While Schluter will no longer provide him work, Zakula remains undaunted and plans to pursue future work as a union painter.
OSHA found that among other violations, Schluter Painting did not provide workers with respirators or protective clothing, have an appropriate compliance program as required for lead abatement projects, or collect samples to determine workers exposure. As often happens with OSHA penalties, Schluter contested the fine and it was reduced to a mere $1,680.
"It's sad that they'll expose not only the workers, but anyone else who comes near that property--maybe kids who will dig in the dirt--to the lead that's left behind," says Bill Moyer, Local 802's business manager. "Basically, Schluter's been let off the hook. As a cost of doing business, he just lost his profit on that one job."
Painters Local 802 knows all about Schluter, having tried various times to organize the company. "We've talked with him over the years about the benefits of the union, our ability to train his workers in things like lead paint certification," says Moyer. "He said he'd look into it and then, that he was just fine without it."

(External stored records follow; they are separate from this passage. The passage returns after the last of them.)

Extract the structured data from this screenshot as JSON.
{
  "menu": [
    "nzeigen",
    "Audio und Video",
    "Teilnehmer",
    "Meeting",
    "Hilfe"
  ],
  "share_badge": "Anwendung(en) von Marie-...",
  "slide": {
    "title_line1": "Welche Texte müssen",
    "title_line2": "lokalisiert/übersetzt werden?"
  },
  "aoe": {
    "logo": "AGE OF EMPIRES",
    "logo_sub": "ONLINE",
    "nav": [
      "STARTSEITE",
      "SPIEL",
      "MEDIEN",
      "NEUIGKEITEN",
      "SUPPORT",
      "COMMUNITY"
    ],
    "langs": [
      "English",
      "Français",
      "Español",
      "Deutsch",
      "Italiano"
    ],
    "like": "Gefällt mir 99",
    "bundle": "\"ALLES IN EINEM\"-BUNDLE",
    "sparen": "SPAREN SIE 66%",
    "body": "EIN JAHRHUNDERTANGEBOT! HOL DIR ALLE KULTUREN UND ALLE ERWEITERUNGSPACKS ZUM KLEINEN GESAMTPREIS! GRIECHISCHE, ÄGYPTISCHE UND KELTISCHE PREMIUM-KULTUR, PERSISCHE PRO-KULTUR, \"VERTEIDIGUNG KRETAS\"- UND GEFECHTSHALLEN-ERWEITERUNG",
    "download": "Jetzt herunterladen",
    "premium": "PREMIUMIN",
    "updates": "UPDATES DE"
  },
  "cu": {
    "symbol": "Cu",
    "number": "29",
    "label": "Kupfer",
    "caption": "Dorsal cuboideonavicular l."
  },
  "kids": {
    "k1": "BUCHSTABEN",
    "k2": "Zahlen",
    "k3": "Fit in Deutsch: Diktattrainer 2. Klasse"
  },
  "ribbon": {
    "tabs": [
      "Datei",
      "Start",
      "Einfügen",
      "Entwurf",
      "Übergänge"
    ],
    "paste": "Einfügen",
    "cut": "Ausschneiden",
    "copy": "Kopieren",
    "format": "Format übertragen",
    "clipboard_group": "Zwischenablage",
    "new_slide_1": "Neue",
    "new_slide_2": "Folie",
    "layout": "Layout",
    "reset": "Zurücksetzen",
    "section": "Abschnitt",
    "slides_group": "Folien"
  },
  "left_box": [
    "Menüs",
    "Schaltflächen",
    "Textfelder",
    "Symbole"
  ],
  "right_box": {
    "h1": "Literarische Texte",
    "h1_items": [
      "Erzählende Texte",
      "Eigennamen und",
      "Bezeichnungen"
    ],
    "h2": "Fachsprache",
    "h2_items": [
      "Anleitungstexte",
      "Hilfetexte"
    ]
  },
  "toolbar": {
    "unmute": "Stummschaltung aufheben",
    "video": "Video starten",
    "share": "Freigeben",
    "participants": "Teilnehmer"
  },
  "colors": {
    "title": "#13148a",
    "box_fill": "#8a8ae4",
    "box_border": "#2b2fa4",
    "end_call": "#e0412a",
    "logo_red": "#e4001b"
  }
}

When Schluter decided he wouldn't come willingly, his employees got too scared to put up a fight for the union. Seeing Zakula left without work doesn't inspire confidence for others who might want to speak out, but need their jobs to support their families.
"If the company has the resources, they'll fight with all they have to ward off a union drive," says Carey. "If not, they'll simply go out of business and start up later under a different name. That's the advice they get from law firms like Melli, Walker.
The union still plans to file charges on Zakula's behalf to enforce protections under whistleblower laws --and get him into a union job with better working conditions.